On Friday 18 February, the Triangle Project issued a statement in which they condemned several aspects of the petitions and explained their reluctance to associate the organisation with these petitions. The absence of survivors’ voices and testimonies in the petitions is noted and it is stated that “once again black women in Africa are being cast as voiceless victims, as voiceless faces”. The false division between “corrective rape” and rape perpetrated against women in general is questioned, as is the call for rape to be declared a hate crime and a minimum sentence of 25 years imposed. Specifically, the statement states that the petitions seem silent on other forms of violence experienced by lesbians, including harassment, assault and murder as well as violence targeted against transgendered persons, gay men and other marginalised groups.
Finally, the petition questions the inflated figures and statistics in the petitions and notes that there is no specific hate crime legislation in South Africa. It is noted that “a context such as South Africa, where progressive legislation and extreme levels of gender violence co-exist, poses particular challenges and hard questions to LGBTI and gender activists”.
I must admit that when I first noticed the petitions in question, I did feel that they were specifically sensationalist but I wonder about this statement too. I saw the petition on the Change.org website which has reported success in various petitions in the past. It must be considered that anyone can post a petition about any issue they feel strongly about. Many of these people are not directors of organisations such as The Triangle Project and they are often neither educated or educators. They are simply lay people like myself who want to make a difference.
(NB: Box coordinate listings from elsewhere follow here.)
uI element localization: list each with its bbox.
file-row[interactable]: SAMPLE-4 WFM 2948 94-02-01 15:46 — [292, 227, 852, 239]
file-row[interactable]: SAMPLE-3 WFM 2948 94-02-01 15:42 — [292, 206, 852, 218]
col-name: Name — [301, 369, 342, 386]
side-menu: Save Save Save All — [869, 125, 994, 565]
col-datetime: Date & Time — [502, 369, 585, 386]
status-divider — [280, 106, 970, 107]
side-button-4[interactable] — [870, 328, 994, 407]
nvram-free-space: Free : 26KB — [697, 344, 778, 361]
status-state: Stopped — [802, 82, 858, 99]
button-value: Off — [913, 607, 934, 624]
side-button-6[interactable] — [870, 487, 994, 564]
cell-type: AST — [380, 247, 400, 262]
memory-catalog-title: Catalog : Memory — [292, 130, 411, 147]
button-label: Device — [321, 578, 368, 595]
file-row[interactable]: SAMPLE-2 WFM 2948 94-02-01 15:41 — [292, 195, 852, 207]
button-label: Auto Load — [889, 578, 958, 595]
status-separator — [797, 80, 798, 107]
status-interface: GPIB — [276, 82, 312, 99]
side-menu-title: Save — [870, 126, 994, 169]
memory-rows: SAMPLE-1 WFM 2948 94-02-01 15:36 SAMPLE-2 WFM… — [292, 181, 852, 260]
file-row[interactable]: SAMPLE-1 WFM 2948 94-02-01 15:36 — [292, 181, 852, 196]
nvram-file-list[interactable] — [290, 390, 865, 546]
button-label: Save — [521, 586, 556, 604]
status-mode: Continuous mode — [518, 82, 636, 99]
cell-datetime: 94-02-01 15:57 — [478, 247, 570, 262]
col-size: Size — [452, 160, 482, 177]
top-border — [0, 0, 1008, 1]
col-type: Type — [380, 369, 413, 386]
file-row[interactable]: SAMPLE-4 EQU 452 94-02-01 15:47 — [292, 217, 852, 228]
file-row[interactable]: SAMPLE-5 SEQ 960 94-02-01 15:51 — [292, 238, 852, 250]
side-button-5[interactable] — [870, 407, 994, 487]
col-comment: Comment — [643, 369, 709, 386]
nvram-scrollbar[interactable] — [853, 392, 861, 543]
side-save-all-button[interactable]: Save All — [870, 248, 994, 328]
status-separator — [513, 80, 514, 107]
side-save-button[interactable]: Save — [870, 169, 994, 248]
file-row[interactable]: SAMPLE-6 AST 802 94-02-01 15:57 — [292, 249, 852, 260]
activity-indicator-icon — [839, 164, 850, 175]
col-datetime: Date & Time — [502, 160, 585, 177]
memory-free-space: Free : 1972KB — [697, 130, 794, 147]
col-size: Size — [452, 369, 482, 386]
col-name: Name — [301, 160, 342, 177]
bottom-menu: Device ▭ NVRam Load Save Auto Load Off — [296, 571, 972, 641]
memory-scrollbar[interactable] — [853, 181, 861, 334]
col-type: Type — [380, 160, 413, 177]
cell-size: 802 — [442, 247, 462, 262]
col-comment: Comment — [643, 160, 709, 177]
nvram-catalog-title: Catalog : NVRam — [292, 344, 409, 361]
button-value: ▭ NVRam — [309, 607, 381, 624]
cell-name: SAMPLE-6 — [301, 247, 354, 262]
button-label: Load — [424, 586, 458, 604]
Many websites for organisations such as The Triangle Project encourage people to volunteer but beyond that, few give concrete advice as to how one can make a real difference by spreading knowledge, adopting certain practices and beliefs and being an ambassador for social responsibility in general.
I will say just one final thing though. I went to university in Johannesburg, South Africa. I will never forget sitting in the courtyard of our residence when a black man approached a black, lesbian woman and stated, in front of about fifty onlookers, that he would like to “rape the lezzie out of” her. I’m not being specifically naive or privileged, nor am I trying to portray that woman as a voiceless victim but the one thing these petitions did do in the past couple of months is to illustrate that these types of attitudes are alive and well in South Africa years after I witnessed them.